Elf Texte aus den Jahren 1989 bis 2016 versammelt der Band, und bereits die Titelgeschichte "Das Klavier auf dem Schillerstein" signalisiert, was alles geschehen kann, wenn die Kräfte der Phantasie zu wirken beginnen. Dies um so mehr, als Gertrud Leutenegger im vorliegenden Band aus kleinen Alltagssituationen heraus die Ahnenreihe ihrer literarischen und künstlerischen Anregungsfiguren erstehen lässt. Der Besuch bei einem alten italienischen Augenarzt führt zu einer Begegnung mit Kleists "Marquise von O..."; aus der stockdunklen Nacht eines Tessiner Tals bei Stromausfall entwickelt sich eine Unterhaltung mit Novalis; die Erinnerung an die kindliche Faszination für die Verpackung von Zwieback Hug führt zu Viscontis legendärer "Gattopardo"-Verfilmung. Autorenkollegen wie Gerhard Meier und Giovanni Orelli erlebt man als Reisebegleiter in Österreich oder China, während aus der Landschaft des Genfersees die archaische Familiensaga von Catherine Colomb wieder lebendig wird.
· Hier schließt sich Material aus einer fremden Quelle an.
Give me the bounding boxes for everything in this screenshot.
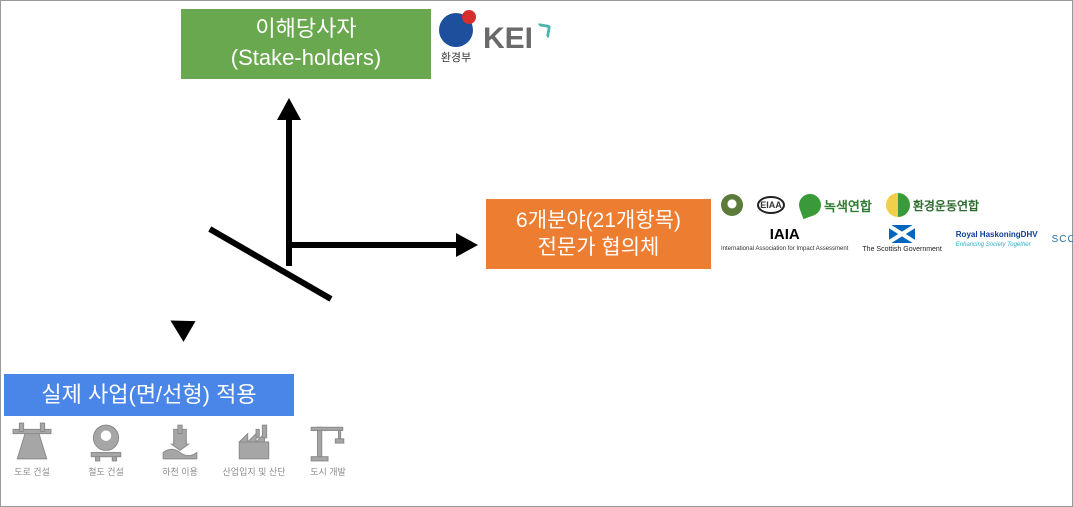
olive-wreath-logo bbox=[721, 194, 743, 216]
industry-icon: 산업입지 및 산단 bbox=[226, 421, 282, 478]
moe-logo-mark bbox=[439, 13, 473, 47]
right-logos-row2: IAIA International Association for Impac… bbox=[721, 225, 1061, 253]
stakeholders-line2: (Stake-holders) bbox=[231, 44, 381, 73]
stakeholders-line1: 이해당사자 bbox=[255, 15, 356, 44]
project-type-icons: 도로 건설 철도 건설 하천 이용 산업입지 및 산단 도시 개발 bbox=[4, 421, 356, 478]
saltire-icon bbox=[889, 225, 915, 243]
eiaa-icon: EIAA bbox=[757, 196, 785, 214]
top-logos-group: 환경부 KEI bbox=[439, 13, 550, 65]
swirl-icon bbox=[886, 193, 910, 217]
moe-logo: 환경부 bbox=[439, 13, 473, 65]
three-axis-arrows bbox=[231, 86, 491, 346]
river-icon: 하천 이용 bbox=[152, 421, 208, 478]
right-logos-group: EIAA 녹색연합 환경운동연합 IAIA International Asso… bbox=[721, 193, 1061, 253]
crane-icon: 도시 개발 bbox=[300, 421, 356, 478]
royal-haskoning-logo: Royal HaskoningDHV Enhancing Society Tog… bbox=[956, 231, 1038, 248]
green-union-logo: 녹색연합 bbox=[799, 194, 872, 216]
scottish-gov-logo: The Scottish Government bbox=[862, 225, 941, 253]
experts-box: 6개분야(21개항목) 전문가 협의체 bbox=[486, 199, 711, 269]
right-logos-row1: EIAA 녹색연합 환경운동연합 bbox=[721, 193, 1061, 217]
eiaa-logo: EIAA bbox=[757, 196, 785, 214]
apply-box: 실제 사업(면/선형) 적용 bbox=[4, 374, 294, 416]
experts-line2: 전문가 협의체 bbox=[538, 234, 660, 261]
stakeholders-box: 이해당사자 (Stake-holders) bbox=[181, 9, 431, 79]
iaia-logo: IAIA International Association for Impac… bbox=[721, 226, 848, 252]
kei-label: KEI bbox=[483, 22, 533, 56]
rail-icon: 철도 건설 bbox=[78, 421, 134, 478]
kei-logo: KEI bbox=[483, 22, 550, 56]
leaf-icon bbox=[796, 191, 824, 219]
scottish-futures-trust-logo: SCOTTISH FUTURES TRUST bbox=[1052, 234, 1073, 245]
olive-wreath-icon bbox=[721, 194, 743, 216]
experts-line1: 6개분야(21개항목) bbox=[516, 207, 681, 234]
env-movement-logo: 환경운동연합 bbox=[886, 193, 979, 217]
kei-logo-mark bbox=[535, 23, 551, 39]
road-icon: 도로 건설 bbox=[4, 421, 60, 478]
moe-label: 환경부 bbox=[441, 49, 471, 65]
apply-line1: 실제 사업(면/선형) 적용 bbox=[41, 381, 256, 410]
Dazwischen stehen Huldigungen an Dinge, Erlebnisse und Stimmungen, deren scheinbare Alltäglichkeit in Wahrheit Residuen der Poesie sind: kühle Treppenhäuser in der Tessiner Sommerhitze, morgen- und abendliche Pendlerbusfahrten in entlegene Täler oder die plötzliche Erinnerung an eine der ersten selbstgekauften Schallplatten. Am Ende fährt die Erzählerin auf den Furkapass, wo mit lächerlichen weißen Tüchern verzweifelt versucht wird, das Abschmelzen der Gletscher zu verhindern, während zugleich ein innerer Film in ihr abläuft: Wie einst Rimbaud im Winter den Gotthard überquerte - bis unter die Achseln im Schnee versinkend und der weißen Hölle nur mit knapper Not entrinnend.

Rezensionsnotiz zu Neue Zürcher Zeitung, 20.09.2017

Fast scheint es als würde Rezensent Paul Jandl seine offensichtliche Begeisterung für Gertrud Leuteneggers neuen Prosaband ein wenig dämpfen, um mit seinem Jubel nicht die wohltuende und geheimnisvolle Ruhe, die von der Literatur Leuteneggers ausgeht und von der er sich selbst erfasst fühlt, zu stören. "Atmosphärisch" nennt er die Prosastücke Leuteneggers, die diese zu verschiedenen Anlässen geschrieben hat und die doch Entscheidendes verbindet: eine hohe gedankliche Flexibilität, ein enormes sprachliches Feingefühl und eine Tiefe, die von "der Gegenwart des Schreibens" in bis in die Vergangenheiten reicht, erklärt der Rezensent. Leutenegger tut das in seinen Augen auf so einfühlsame, so geschickte Weise, dass es ihm im Nachhinein erscheint, als wären es die eigenen Erinnerungen, die er gerade gelesen hat. Das kann nur "wirkliche Literatur", ist sich der Rezensent sicher.